There is no right to a home or housing in Irish law. The Constitution provides for very strong property rights tempered by a requirement that they are exercised in a way compatible with “the principles of social justice” and “the exigencies of the common good”.
In theory, this gives the courts a lot of scope to limit property rights, but they have historically been very reluctant to do so – as you might expect in a state where a campaign for land rights were at the core of its independence movement.
Things changed dramatically during the Covid pandemic and lockdowns. After decades during which governments of every stripe said the Constitution prevented them from interfering with the rights of landlords, they were suddenly able to freeze rents and ban evictions. And the courts did not demur.
The election of Catherine Connolly as President is proof of underlying discontent and what a united political left can achieve. The basic framework for a campaign to enshrine a right to housing already exists but is moribund
To a certain extent, the cat is now out of the constitutional bag when it comes to landlords’ rights. On balance, the no-fault eviction ban for large landlords coming in next month should survive a constitutional test.
Things can go one of two ways now. Browne can accede to meeting the developers to discuss their concerns about the impact of the changes and the “imperative that banks, investors and foreign funds have a high degree of certainty and confidence around the valuation of their investments”.
He should assure them that anyone investing in Ireland can have a high degree of certainty and confidence that – as is the case of other stable, rich democracies that they invest in – there is no guarantee that the state can or will prefer their financial interest over the needs of its citizens, although it has a pretty good track record of doing so.

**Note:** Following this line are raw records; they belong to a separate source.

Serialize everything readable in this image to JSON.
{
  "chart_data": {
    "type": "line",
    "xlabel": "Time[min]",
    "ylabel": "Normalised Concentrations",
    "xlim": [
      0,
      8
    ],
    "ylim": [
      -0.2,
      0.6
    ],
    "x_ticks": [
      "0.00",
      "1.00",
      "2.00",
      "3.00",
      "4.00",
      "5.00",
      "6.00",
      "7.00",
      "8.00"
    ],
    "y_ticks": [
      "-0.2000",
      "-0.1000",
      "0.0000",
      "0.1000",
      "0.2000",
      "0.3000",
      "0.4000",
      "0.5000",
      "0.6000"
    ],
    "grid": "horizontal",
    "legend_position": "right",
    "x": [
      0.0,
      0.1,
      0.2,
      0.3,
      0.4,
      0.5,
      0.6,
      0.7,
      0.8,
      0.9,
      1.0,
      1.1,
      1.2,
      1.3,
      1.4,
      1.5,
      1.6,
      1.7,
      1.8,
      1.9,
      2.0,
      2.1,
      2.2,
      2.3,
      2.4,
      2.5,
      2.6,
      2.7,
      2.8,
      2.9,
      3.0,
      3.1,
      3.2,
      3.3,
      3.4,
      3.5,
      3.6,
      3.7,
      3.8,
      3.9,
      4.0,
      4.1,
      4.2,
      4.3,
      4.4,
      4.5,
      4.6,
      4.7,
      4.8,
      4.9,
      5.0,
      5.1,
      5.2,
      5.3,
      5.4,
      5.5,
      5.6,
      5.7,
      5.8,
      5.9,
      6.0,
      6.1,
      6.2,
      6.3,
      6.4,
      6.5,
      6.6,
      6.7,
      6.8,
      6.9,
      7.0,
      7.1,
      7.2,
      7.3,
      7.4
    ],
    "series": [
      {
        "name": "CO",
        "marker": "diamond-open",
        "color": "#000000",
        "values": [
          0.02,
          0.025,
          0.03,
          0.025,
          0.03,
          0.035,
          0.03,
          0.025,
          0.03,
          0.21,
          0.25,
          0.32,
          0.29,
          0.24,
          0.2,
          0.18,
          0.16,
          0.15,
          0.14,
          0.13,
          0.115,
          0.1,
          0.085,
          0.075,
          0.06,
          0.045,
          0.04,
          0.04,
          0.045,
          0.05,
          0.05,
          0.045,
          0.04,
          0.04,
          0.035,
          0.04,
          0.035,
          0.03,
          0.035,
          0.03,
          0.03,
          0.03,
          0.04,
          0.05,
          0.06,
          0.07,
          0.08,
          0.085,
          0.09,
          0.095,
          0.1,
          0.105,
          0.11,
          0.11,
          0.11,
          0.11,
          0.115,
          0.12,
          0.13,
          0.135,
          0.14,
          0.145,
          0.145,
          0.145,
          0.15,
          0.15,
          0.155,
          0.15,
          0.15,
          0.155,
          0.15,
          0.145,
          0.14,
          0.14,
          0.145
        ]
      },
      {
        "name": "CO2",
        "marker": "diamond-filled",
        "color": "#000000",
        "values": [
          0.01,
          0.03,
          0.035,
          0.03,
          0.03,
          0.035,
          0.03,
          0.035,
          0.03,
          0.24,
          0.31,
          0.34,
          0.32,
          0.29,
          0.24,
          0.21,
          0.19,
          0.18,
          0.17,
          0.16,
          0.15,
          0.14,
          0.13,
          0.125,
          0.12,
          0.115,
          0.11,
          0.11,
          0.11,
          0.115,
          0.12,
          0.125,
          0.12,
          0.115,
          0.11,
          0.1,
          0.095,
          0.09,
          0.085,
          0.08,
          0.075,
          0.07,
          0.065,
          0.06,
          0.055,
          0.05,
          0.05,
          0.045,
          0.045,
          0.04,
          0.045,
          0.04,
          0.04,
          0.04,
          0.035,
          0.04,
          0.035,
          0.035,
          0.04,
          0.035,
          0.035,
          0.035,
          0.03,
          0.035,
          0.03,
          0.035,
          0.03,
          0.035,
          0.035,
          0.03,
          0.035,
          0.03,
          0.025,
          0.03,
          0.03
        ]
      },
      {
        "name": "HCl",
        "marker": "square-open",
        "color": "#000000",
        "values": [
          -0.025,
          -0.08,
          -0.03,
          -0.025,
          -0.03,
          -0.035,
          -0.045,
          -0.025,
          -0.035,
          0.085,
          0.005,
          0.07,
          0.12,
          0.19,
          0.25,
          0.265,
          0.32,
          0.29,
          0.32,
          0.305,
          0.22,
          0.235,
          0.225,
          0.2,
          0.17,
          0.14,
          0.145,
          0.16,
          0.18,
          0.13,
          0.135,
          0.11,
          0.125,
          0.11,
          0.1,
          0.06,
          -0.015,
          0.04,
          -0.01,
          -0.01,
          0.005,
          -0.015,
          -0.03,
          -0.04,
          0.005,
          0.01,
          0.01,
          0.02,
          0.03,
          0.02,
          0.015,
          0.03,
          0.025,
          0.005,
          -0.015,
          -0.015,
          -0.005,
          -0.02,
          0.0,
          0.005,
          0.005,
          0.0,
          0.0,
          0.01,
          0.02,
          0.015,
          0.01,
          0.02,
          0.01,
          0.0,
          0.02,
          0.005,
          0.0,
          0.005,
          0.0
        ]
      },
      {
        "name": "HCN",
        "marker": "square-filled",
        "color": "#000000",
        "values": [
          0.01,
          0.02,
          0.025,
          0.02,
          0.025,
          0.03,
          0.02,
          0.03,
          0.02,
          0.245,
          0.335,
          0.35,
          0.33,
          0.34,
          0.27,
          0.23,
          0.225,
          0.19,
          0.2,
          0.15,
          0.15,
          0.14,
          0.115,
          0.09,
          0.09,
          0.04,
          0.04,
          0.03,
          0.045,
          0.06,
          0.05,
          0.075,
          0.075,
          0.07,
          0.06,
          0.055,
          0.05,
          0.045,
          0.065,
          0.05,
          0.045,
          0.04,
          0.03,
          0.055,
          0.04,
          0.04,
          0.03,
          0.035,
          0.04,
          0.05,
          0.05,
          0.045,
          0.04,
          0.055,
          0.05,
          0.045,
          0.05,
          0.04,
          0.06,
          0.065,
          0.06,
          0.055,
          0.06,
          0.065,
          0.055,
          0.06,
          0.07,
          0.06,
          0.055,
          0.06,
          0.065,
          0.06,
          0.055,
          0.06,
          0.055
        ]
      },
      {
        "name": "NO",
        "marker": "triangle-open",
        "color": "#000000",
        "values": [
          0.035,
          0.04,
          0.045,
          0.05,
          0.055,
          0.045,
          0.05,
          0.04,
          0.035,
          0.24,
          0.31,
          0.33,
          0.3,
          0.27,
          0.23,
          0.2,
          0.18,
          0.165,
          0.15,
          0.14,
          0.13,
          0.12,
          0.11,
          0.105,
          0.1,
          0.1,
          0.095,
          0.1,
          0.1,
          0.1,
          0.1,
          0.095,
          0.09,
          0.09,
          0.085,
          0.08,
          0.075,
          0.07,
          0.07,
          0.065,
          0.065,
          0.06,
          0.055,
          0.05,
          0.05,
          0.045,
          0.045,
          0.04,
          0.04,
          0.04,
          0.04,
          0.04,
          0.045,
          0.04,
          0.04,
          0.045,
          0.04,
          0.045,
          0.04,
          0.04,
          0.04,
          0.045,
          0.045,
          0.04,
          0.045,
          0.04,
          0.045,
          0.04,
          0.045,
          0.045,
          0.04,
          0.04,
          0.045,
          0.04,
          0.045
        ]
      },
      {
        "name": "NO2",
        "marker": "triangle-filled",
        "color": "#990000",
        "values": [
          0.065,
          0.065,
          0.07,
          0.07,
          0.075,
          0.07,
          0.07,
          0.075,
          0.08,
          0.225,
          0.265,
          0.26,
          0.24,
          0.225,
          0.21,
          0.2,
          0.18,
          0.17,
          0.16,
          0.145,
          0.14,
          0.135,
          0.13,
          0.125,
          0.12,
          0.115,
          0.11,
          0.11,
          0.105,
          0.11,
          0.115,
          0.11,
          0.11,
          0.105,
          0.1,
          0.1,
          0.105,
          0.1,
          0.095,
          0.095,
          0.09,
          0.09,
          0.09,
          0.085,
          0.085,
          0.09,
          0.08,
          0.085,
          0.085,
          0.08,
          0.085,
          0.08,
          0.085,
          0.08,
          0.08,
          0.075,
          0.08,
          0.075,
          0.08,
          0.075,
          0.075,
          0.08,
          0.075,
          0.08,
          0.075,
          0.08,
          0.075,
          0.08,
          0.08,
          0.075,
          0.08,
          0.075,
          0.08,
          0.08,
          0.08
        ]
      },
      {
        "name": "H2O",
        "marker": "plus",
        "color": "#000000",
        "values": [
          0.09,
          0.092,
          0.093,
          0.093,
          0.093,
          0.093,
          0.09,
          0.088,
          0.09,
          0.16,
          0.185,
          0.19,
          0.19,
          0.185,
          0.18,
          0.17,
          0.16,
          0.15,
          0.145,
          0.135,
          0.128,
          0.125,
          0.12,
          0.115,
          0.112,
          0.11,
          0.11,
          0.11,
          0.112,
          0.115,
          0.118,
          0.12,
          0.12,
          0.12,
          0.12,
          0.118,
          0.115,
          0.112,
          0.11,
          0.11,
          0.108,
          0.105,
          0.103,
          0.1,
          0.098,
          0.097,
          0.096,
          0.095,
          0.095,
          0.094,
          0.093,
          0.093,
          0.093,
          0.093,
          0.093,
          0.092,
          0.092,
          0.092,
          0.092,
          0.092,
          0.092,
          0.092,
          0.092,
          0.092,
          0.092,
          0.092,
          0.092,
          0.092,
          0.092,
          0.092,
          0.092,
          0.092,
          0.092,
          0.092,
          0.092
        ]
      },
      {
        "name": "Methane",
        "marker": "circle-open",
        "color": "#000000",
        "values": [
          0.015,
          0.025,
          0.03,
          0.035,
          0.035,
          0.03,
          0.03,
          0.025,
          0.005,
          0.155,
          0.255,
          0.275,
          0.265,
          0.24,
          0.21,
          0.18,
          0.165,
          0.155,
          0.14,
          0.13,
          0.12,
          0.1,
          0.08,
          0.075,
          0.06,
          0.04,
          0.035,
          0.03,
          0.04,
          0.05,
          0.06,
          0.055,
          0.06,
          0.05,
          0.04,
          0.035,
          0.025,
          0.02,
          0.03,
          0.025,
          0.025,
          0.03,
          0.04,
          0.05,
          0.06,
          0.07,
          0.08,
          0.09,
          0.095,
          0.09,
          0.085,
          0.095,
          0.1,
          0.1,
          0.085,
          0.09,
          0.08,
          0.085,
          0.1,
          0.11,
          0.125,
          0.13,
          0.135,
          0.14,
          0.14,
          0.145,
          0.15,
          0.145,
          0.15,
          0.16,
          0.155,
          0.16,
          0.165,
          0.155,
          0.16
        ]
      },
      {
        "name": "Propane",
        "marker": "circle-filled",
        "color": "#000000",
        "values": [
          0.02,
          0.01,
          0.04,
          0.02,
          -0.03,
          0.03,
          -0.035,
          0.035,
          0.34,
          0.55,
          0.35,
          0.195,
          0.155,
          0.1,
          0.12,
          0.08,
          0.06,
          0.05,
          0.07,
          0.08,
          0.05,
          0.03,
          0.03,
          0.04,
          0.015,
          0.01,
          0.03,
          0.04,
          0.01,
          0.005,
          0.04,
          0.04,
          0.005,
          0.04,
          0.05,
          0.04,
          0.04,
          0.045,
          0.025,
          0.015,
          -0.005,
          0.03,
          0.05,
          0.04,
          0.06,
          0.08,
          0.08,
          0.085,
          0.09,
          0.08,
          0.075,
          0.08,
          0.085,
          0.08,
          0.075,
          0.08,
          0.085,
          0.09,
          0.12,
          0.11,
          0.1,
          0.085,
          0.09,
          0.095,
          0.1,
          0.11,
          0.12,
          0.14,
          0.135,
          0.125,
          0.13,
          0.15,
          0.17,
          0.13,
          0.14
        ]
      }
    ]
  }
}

In effect he will be putting it up to Daly et al to sue him.
Or else he could cave and postpone the measure for a few years which tends to be the preferred option in Irish politics when principle conflicts with pragmatism. It would be a gift to the opposition.
Whichever option he chooses is thus fraught with political danger but the first is the better one.
Ireland is overdue a national cathartic moment hooked on a constitutional referendum. We have not really had one since the 2018 referendum on abortion. Both it and the earlier marriage referendum tapped into a disconnect between the public mood and the existing constitutional position.
The potential for another such upheaval over the right to housing is certainly there. The election of Catherine Connelly as President is proof of underlying discontent and what a united political left can achieve. The basic framework for a campaign to enshrine a right to housing already exists but is moribund.
Home for Good, a coalition of housing charities including the Simon Community and Focus Ireland, was established in 2021 to campaign for a referendum on the right to housing but appears to have fizzled out. Likewise, Raise the Roof, a trade union-led campaign for housing rights, has been on the go since 2018 but seems to have withered on the vine.
Nothing would reinvigorate these campaigns and unite the left like a full-on constitutional battle over the right of large landlords to get rid of tenants when they want. Even if the Government won the case, it would bolster the argument for a referendum to clarify the situation. If the Government lost it would make the case for a referendum all but unanswerable.
If and when Browne meets Daly and his colleagues, he might want to walk them through the consequences of all this for them before showing them the door.